Oligopoly Competition with Dominant Firm and Chain Stores
Abstract
Purpose of the article: The text of this article deals with oligopolistic competition on the food market in terms of behaviour of grocers and with the impact of this competition upon market competition in the sector. Oligopoly can be defined as a market model of imperfect competition, for which a small number of firms within a sector is characteristic, as well as their high level of mutual dependence when considering their decision making.Scientific aim: The aim of the paper is to find out whether the oligopoly with the dominant firm competition happens to be created in the food-products market, in what range this competition appears in given sector and whether it can notably influence the price level of the food products and therefore have an important impact on consumer demand in the Czech Republic.

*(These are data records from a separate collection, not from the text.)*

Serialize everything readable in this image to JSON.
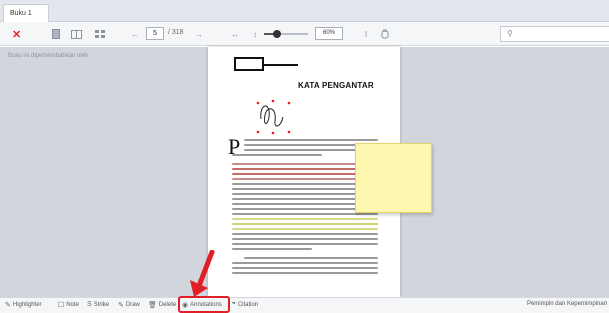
{
  "tabs": [
    {
      "label": "Buku 1"
    }
  ],
  "toolbar": {
    "page_current": "5",
    "page_total": "/ 318",
    "zoom": "60%",
    "zoom_level": 0.3
  },
  "sidebar": {
    "text": "Buku ini dipersembahkan oleh"
  },
  "document": {
    "heading": "KATA PENGANTAR",
    "dropcap": "P"
  },
  "bottom_bar": {
    "items": [
      {
        "label": "Highlighter",
        "icon": "pen-icon"
      },
      {
        "label": "Note",
        "icon": "note-icon"
      },
      {
        "label": "Strike",
        "icon": "strike-icon"
      },
      {
        "label": "Draw",
        "icon": "draw-icon"
      },
      {
        "label": "Delete",
        "icon": "trash-icon"
      },
      {
        "label": "Annotations",
        "icon": "eye-icon"
      },
      {
        "label": "Citation",
        "icon": "quote-icon"
      }
    ],
    "right_label": "Pemimpin dan Kepemimpinan"
  },
  "colors": {
    "accent": "#e01f26",
    "highlight_yellow": "#fff7b0"
  }
}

Methodology/methods: When creating the article, we used information from published statistical studies of Incoma Company about revenues of food production between 2008 and 2009; the main methods used for the scientific investigation are: the method of description (a description of market separation among food chains), further the mathematical method (percentage rate of change) and partially other methods.
Findings: As is evident from the share of firms in the market of food products, there is no chain store, which would meet the criterion of market dominance. The number one on the Czech market of food products remains a long-term group Schwarz (Kaufland, Lidl), but its market share, expressed as sales indicators, is only a quarter of total group revenues.
Conclusions: We can say that none of the individual companies on the market with food products meets the criterion of dominant place on the market; however, this does not exclude the possibility of cartel agreements between companies on the prices or duopoly reactions.